But making all ships capable of doing any job equally well removes meaningful choice.
Some ships should be specialised, as the passenger ships were, while others should remain multirole, jack of all trades, master of none.
I believe this would make more ships useful. Otherwise you can just pick whichever ship you like the look of and can afford and just stick with that one.
Quite the opposite, having choice requires things to be balanced as otherwise a single option will dominate. Asking a player to choose between 1 million credits per hour or 0.5 million credits per hour isn't a choice at all - 1 million is clearly better than 0.5 million. However, as you have pointed out, a choice between 1 million credits and 1 million credits isn't really a choice either. Continuing this analogy, what is needed is a choice between 1 million credits and something that is nominally worth 1 million credits that may be situationally better than simply taking the cash (or might be worse, depending on situation).
You also seem to be conflating balance and similarity, when the two are quite different. Granted, many developers choose to balance games by making things the same as it is a very easy way to balance things, but equally it is very much possible to create a game with a great variety that still remains balanced. A good example is StarCraft, where each of the races are quite different in execution and yet are all fully capable of performing well under all but the most contrived set ups. These differences are possible because there are many different aspects and methods to a particular activity, and this also applies very much to Elite as under most situations a ship's overall performance would depend on a large variety of different ship statistics and variables.
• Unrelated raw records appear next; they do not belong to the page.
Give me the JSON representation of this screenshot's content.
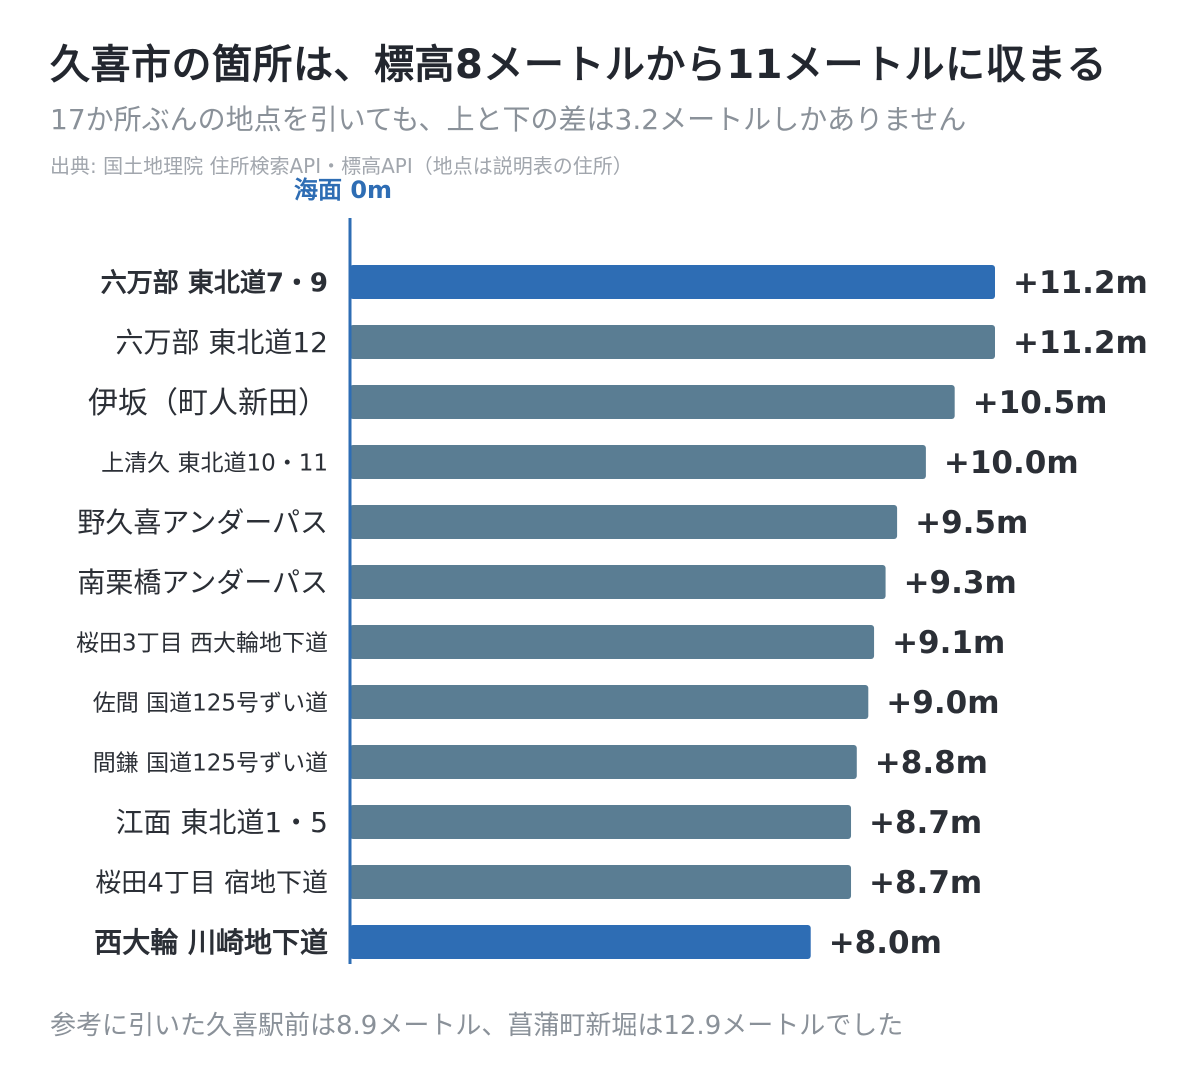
{
  "header": {
    "title": "久喜市の箇所は、標高8メートルから11メートルに収まる",
    "subtitle": "17か所ぶんの地点を引いても、上と下の差は3.2メートルしかありません",
    "source": "出典: 国土地理院 住所検索API・標高API（地点は説明表の住所）"
  },
  "footnote": "参考に引いた久喜駅前は8.9メートル、菖蒲町新堀は12.9メートルでした",
  "colors": {
    "highlight": "#2e6db4",
    "normal": "#5a7d93",
    "axis": "#2e6db4",
    "label": "#2b2f36"
  },
  "chart_data": {
    "type": "bar",
    "orientation": "horizontal",
    "zero_label": "海面 0m",
    "categories": [
      "六万部 東北道7・9",
      "六万部 東北道12",
      "伊坂（町人新田）",
      "上清久 東北道10・11",
      "野久喜アンダーパス",
      "南栗橋アンダーパス",
      "桜田3丁目 西大輪地下道",
      "佐間 国道125号ずい道",
      "間鎌 国道125号ずい道",
      "江面 東北道1・5",
      "桜田4丁目 宿地下道",
      "西大輪 川崎地下道"
    ],
    "values": [
      11.2,
      11.2,
      10.5,
      10.0,
      9.5,
      9.3,
      9.1,
      9.0,
      8.8,
      8.7,
      8.7,
      8.0
    ],
    "value_labels": [
      "+11.2m",
      "+11.2m",
      "+10.5m",
      "+10.0m",
      "+9.5m",
      "+9.3m",
      "+9.1m",
      "+9.0m",
      "+8.8m",
      "+8.7m",
      "+8.7m",
      "+8.0m"
    ],
    "highlighted": [
      true,
      false,
      false,
      false,
      false,
      false,
      false,
      false,
      false,
      false,
      false,
      true
    ],
    "unit": "m",
    "xlim": [
      0,
      11.2
    ],
    "grid": false,
    "legend": "none"
  }
}
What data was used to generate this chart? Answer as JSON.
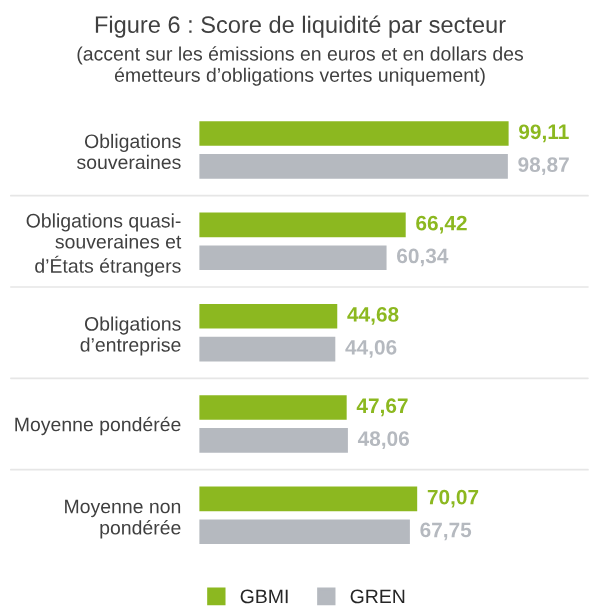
{
  "chart_data": {
    "type": "bar",
    "orientation": "horizontal",
    "title": "Figure 6 : Score de liquidité par secteur",
    "subtitle": "(accent sur les émissions en euros et en dollars des\németteurs d’obligations vertes uniquement)",
    "categories": [
      "Obligations\nsouveraines",
      "Obligations quasi-\nsouveraines et\nd’États étrangers",
      "Obligations\nd’entreprise",
      "Moyenne pondérée",
      "Moyenne non\npondérée"
    ],
    "series": [
      {
        "name": "GBMI",
        "color": "#8cb820",
        "values": [
          99.11,
          66.42,
          44.68,
          47.67,
          70.07
        ],
        "value_labels": [
          "99,11",
          "66,42",
          "44,68",
          "47,67",
          "70,07"
        ]
      },
      {
        "name": "GREN",
        "color": "#b5b9bf",
        "values": [
          98.87,
          60.34,
          44.06,
          48.06,
          67.75
        ],
        "value_labels": [
          "98,87",
          "60,34",
          "44,06",
          "48,06",
          "67,75"
        ]
      }
    ],
    "legend": "bottom",
    "grid": false
  }
}
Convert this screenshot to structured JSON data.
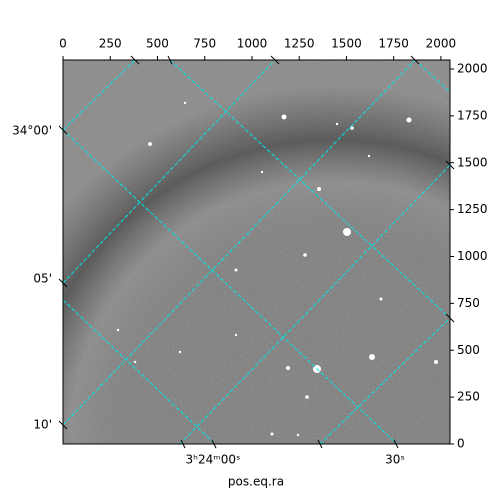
{
  "chart_data": {
    "type": "image",
    "xlabel": "pos.eq.ra",
    "xlim": [
      0,
      2048
    ],
    "ylim": [
      0,
      2048
    ],
    "xticks": [
      0,
      250,
      500,
      750,
      1000,
      1250,
      1500,
      1750,
      2000
    ],
    "yticks": [
      0,
      250,
      500,
      750,
      1000,
      1250,
      1500,
      1750,
      2000
    ],
    "dec_labels": [
      "34°00'",
      "05'",
      "10'"
    ],
    "ra_labels": [
      "3ʰ24ᵐ00ˢ",
      "30ˢ"
    ],
    "grid_color": "#00e5e5"
  }
}
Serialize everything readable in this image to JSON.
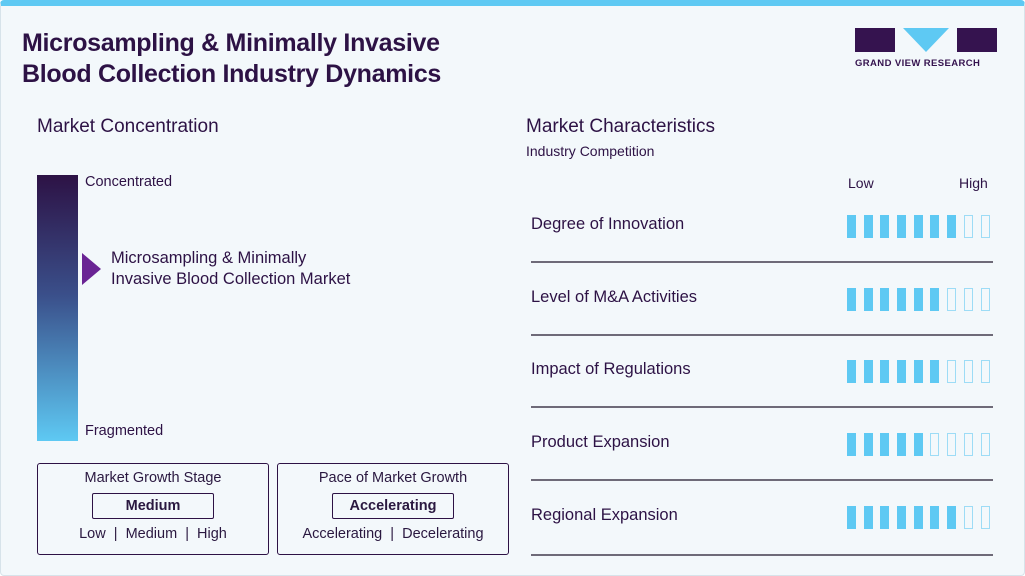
{
  "title_line1": "Microsampling & Minimally Invasive",
  "title_line2": "Blood Collection Industry Dynamics",
  "logo": {
    "text": "GRAND VIEW RESEARCH"
  },
  "concentration": {
    "heading": "Market Concentration",
    "top": "Concentrated",
    "bottom": "Fragmented",
    "market_line1": "Microsampling & Minimally",
    "market_line2": "Invasive Blood Collection Market"
  },
  "growth_stage": {
    "title": "Market Growth Stage",
    "value": "Medium",
    "options": "Low  |  Medium  |  High"
  },
  "pace": {
    "title": "Pace of Market Growth",
    "value": "Accelerating",
    "options": "Accelerating  |  Decelerating"
  },
  "characteristics": {
    "heading": "Market Characteristics",
    "subheading": "Industry Competition",
    "low": "Low",
    "high": "High",
    "items": [
      {
        "label": "Degree of Innovation",
        "level": 7,
        "max": 9
      },
      {
        "label": "Level of M&A Activities",
        "level": 6,
        "max": 9
      },
      {
        "label": "Impact of Regulations",
        "level": 6,
        "max": 9
      },
      {
        "label": "Product Expansion",
        "level": 5,
        "max": 9
      },
      {
        "label": "Regional Expansion",
        "level": 7,
        "max": 9
      }
    ]
  },
  "colors": {
    "accent": "#5ec9f3",
    "brand": "#2d1245",
    "arrow": "#6a2494"
  }
}
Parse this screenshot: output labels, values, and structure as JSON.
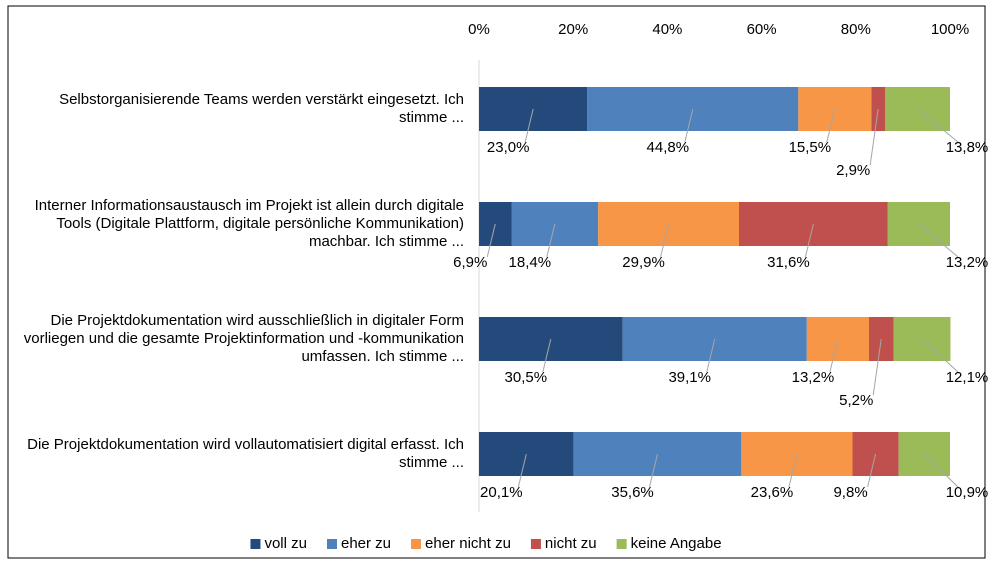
{
  "chart_data": {
    "type": "bar",
    "orientation": "horizontal",
    "stacked": true,
    "categories": [
      "Selbstorganisierende Teams werden verstärkt eingesetzt. Ich stimme ...",
      "Interner Informationsaustausch im Projekt ist allein durch digitale Tools (Digitale Plattform, digitale persönliche Kommunikation) machbar. Ich stimme ...",
      "Die Projektdokumentation wird ausschließlich in digitaler Form vorliegen und die gesamte Projektinformation und -kommunikation umfassen. Ich stimme ...",
      "Die Projektdokumentation wird vollautomatisiert digital erfasst. Ich stimme ..."
    ],
    "series": [
      {
        "name": "voll zu",
        "color": "#244a7c",
        "values": [
          23.0,
          6.9,
          30.5,
          20.1
        ],
        "value_labels": [
          "23,0%",
          "6,9%",
          "30,5%",
          "20,1%"
        ]
      },
      {
        "name": "eher zu",
        "color": "#4f81bd",
        "values": [
          44.8,
          18.4,
          39.1,
          35.6
        ],
        "value_labels": [
          "44,8%",
          "18,4%",
          "39,1%",
          "35,6%"
        ]
      },
      {
        "name": "eher nicht zu",
        "color": "#f79646",
        "values": [
          15.5,
          29.9,
          13.2,
          23.6
        ],
        "value_labels": [
          "15,5%",
          "29,9%",
          "13,2%",
          "23,6%"
        ]
      },
      {
        "name": "nicht zu",
        "color": "#c0504d",
        "values": [
          2.9,
          31.6,
          5.2,
          9.8
        ],
        "value_labels": [
          "2,9%",
          "31,6%",
          "5,2%",
          "9,8%"
        ]
      },
      {
        "name": "keine Angabe",
        "color": "#9bbb59",
        "values": [
          13.8,
          13.2,
          12.1,
          10.9
        ],
        "value_labels": [
          "13,8%",
          "13,2%",
          "12,1%",
          "10,9%"
        ]
      }
    ],
    "xlim": [
      0,
      100
    ],
    "xticks": [
      {
        "value": 0,
        "label": "0%"
      },
      {
        "value": 20,
        "label": "20%"
      },
      {
        "value": 40,
        "label": "40%"
      },
      {
        "value": 60,
        "label": "60%"
      },
      {
        "value": 80,
        "label": "80%"
      },
      {
        "value": 100,
        "label": "100%"
      }
    ],
    "legend": "bottom"
  }
}
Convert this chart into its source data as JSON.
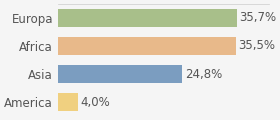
{
  "categories": [
    "Europa",
    "Africa",
    "Asia",
    "America"
  ],
  "values": [
    35.7,
    35.5,
    24.8,
    4.0
  ],
  "labels": [
    "35,7%",
    "35,5%",
    "24,8%",
    "4,0%"
  ],
  "bar_colors": [
    "#a8bf8a",
    "#e8b98a",
    "#7b9dc0",
    "#f0d080"
  ],
  "background_color": "#f5f5f5",
  "xlim": [
    0,
    42
  ],
  "bar_height": 0.62,
  "label_fontsize": 8.5,
  "tick_fontsize": 8.5
}
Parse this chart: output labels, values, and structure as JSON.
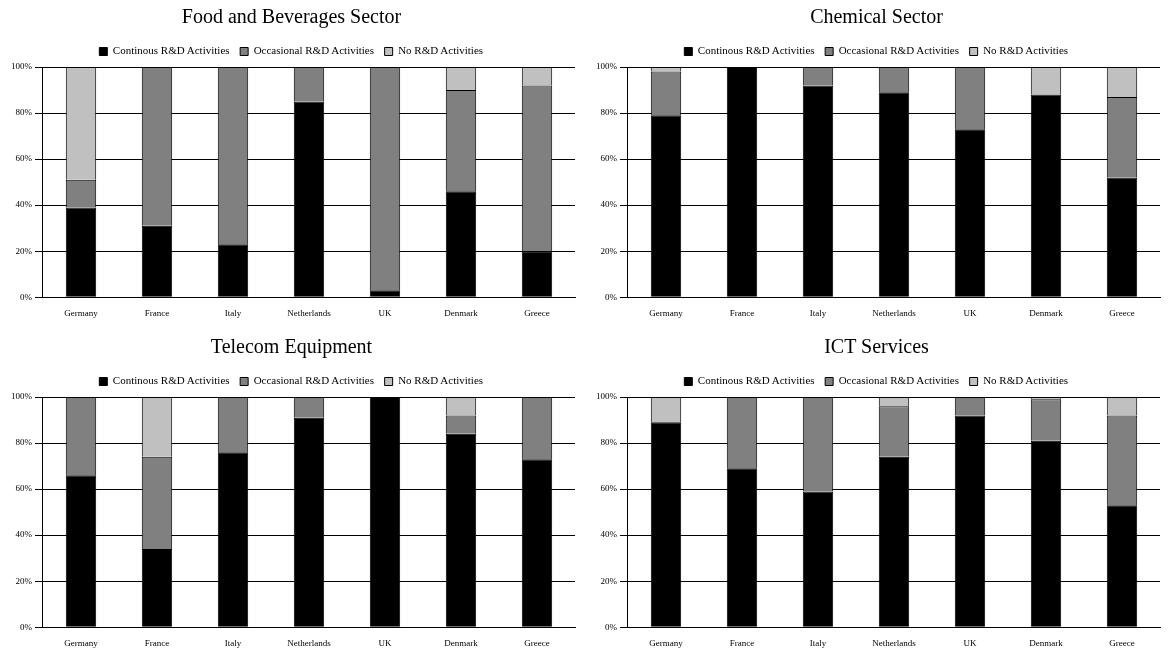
{
  "chart_data": [
    {
      "type": "bar",
      "title": "Food and Beverages Sector",
      "stacked": true,
      "categories": [
        "Germany",
        "France",
        "Italy",
        "Netherlands",
        "UK",
        "Denmark",
        "Greece"
      ],
      "ylim": [
        0,
        100
      ],
      "yticks": [
        {
          "value": 0,
          "label": "0%"
        },
        {
          "value": 20,
          "label": "20%"
        },
        {
          "value": 40,
          "label": "40%"
        },
        {
          "value": 60,
          "label": "60%"
        },
        {
          "value": 80,
          "label": "80%"
        },
        {
          "value": 100,
          "label": "100%"
        }
      ],
      "grid": "y",
      "legend": "top",
      "series": [
        {
          "name": "Continous R&D Activities",
          "color": "#000000",
          "values": [
            39,
            31,
            23,
            85,
            3,
            46,
            20
          ]
        },
        {
          "name": "Occasional R&D Activities",
          "color": "#808080",
          "values": [
            12,
            69,
            77,
            15,
            97,
            44,
            72
          ]
        },
        {
          "name": "No R&D Activities",
          "color": "#c0c0c0",
          "values": [
            49,
            0,
            0,
            0,
            0,
            10,
            8
          ]
        }
      ]
    },
    {
      "type": "bar",
      "title": "Chemical Sector",
      "stacked": true,
      "categories": [
        "Germany",
        "France",
        "Italy",
        "Netherlands",
        "UK",
        "Denmark",
        "Greece"
      ],
      "ylim": [
        0,
        100
      ],
      "yticks": [
        {
          "value": 0,
          "label": "0%"
        },
        {
          "value": 20,
          "label": "20%"
        },
        {
          "value": 40,
          "label": "40%"
        },
        {
          "value": 60,
          "label": "60%"
        },
        {
          "value": 80,
          "label": "80%"
        },
        {
          "value": 100,
          "label": "100%"
        }
      ],
      "grid": "y",
      "legend": "top",
      "series": [
        {
          "name": "Continous R&D Activities",
          "color": "#000000",
          "values": [
            79,
            100,
            92,
            89,
            73,
            88,
            52
          ]
        },
        {
          "name": "Occasional R&D Activities",
          "color": "#808080",
          "values": [
            19,
            0,
            8,
            11,
            27,
            0,
            35
          ]
        },
        {
          "name": "No R&D Activities",
          "color": "#c0c0c0",
          "values": [
            2,
            0,
            0,
            0,
            0,
            12,
            13
          ]
        }
      ]
    },
    {
      "type": "bar",
      "title": "Telecom Equipment",
      "stacked": true,
      "categories": [
        "Germany",
        "France",
        "Italy",
        "Netherlands",
        "UK",
        "Denmark",
        "Greece"
      ],
      "ylim": [
        0,
        100
      ],
      "yticks": [
        {
          "value": 0,
          "label": "0%"
        },
        {
          "value": 20,
          "label": "20%"
        },
        {
          "value": 40,
          "label": "40%"
        },
        {
          "value": 60,
          "label": "60%"
        },
        {
          "value": 80,
          "label": "80%"
        },
        {
          "value": 100,
          "label": "100%"
        }
      ],
      "grid": "y",
      "legend": "top",
      "series": [
        {
          "name": "Continous R&D Activities",
          "color": "#000000",
          "values": [
            66,
            34,
            76,
            91,
            100,
            84,
            73
          ]
        },
        {
          "name": "Occasional R&D Activities",
          "color": "#808080",
          "values": [
            34,
            40,
            24,
            9,
            0,
            8,
            27
          ]
        },
        {
          "name": "No R&D Activities",
          "color": "#c0c0c0",
          "values": [
            0,
            26,
            0,
            0,
            0,
            8,
            0
          ]
        }
      ]
    },
    {
      "type": "bar",
      "title": "ICT Services",
      "stacked": true,
      "categories": [
        "Germany",
        "France",
        "Italy",
        "Netherlands",
        "UK",
        "Denmark",
        "Greece"
      ],
      "ylim": [
        0,
        100
      ],
      "yticks": [
        {
          "value": 0,
          "label": "0%"
        },
        {
          "value": 20,
          "label": "20%"
        },
        {
          "value": 40,
          "label": "40%"
        },
        {
          "value": 60,
          "label": "60%"
        },
        {
          "value": 80,
          "label": "80%"
        },
        {
          "value": 100,
          "label": "100%"
        }
      ],
      "grid": "y",
      "legend": "top",
      "series": [
        {
          "name": "Continous R&D Activities",
          "color": "#000000",
          "values": [
            89,
            69,
            59,
            74,
            92,
            81,
            53
          ]
        },
        {
          "name": "Occasional R&D Activities",
          "color": "#808080",
          "values": [
            0,
            31,
            41,
            22,
            8,
            18,
            39
          ]
        },
        {
          "name": "No R&D Activities",
          "color": "#c0c0c0",
          "values": [
            11,
            0,
            0,
            4,
            0,
            1,
            8
          ]
        }
      ]
    }
  ]
}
For example, traders very much like having a large cargo capacity, but they also depend on jump range, supercruise maneuverability, realspace maneuverability for docking and even heat generated from the FSD for those that frequent planetary bases (I've not included combat specific stats because NPCs interdict like an unconscious drunkard in zero-g trying to walk). This means that, even without going into cosmetic or lore reasons, it is quite possible to have a large variety of traders that all offer similar performance under normal conditions (there will always be extreme conditions that benefit certain ships while negating the strengths of others, but they should be minimised at the BGS level rather than attempting to balance ships around them) yet are actually quite different to play as. It wouldn't be simply picking a ship you like the look of, but picking one based upon your playstyle (both what you are good at as flying as well as what you enjoy flying) as well as after careful consideration of the tasks specifics.
For passenger ships, making them the best PAX ships but useless at everything else is the very antithesis of choice. If the Dolphin, Orca and Beluga were decisively the best PAX ships in their price range, then that would effectively remove every other option in the game for passenger running. Rather than a careful consideration of a large variety of different ship's relative strengths and weaknesses, it simply becomes PAX -> Saud Kruger. Rather than making a choice yourself, the choice is made for you the moment you decided to try moving some passengers. Similarly, if the SK ships were to be nerfed into oblivion in every other regard to "balance" their passenger superiority, then they are effectively removed as a choice for every other activity, players would no longer even have to consider them. If this happened across the board, then players would pretty much only ever have a single ship as a viable option.
Ideally, when someone states a budget and asks what ship they should buy for a particular activity, they shouldn't receive a simple answer. There shouldn't be a "best" option that everyone can agree on, but instead it should spark a discussion regarding the relative merits of a variety of different ships coupled with requests for more information regarding the task at hand and finding out what the prospective pilot is experienced at flying already.
The only way that specialised ships could allow for choice is if there were a
lot of them. As in, several times the current number of ships in the game at minimum, enough so that for each given activity there is a range of different ships at each price point. That same choice can be achieved with less than half the number of slightly varied ships (not even full-spectrum multirole, but even just dual-role ships will help), as individual ships can pull double-duty or even triple-duty as they can be considered for multiple tasks. Considering the rate of implementation of new ships in the game, it would be impossible to have actual choice all throughout the variety of different activities and at all price points.
Obviously, the more multirole a ship is the more it should cost relative to its specialised peers. However, that extra cost shouldn't serve to render them invalid as a choice compared to their more specialised brethren, as that would render them completely useless. In this regard, I actually see the multirole tax as being a touch too high at the moment (particularly with the recent buffs to the T9), as at the moment it's pretty much that no trader would ever consider buying a multirole ship for trading except for the AspX (which is incredibly good for its cost, it could literally have its hull cost doubled and it would still remain a solid investment) and the Python (which has the special position of being the decisively best medium freighter).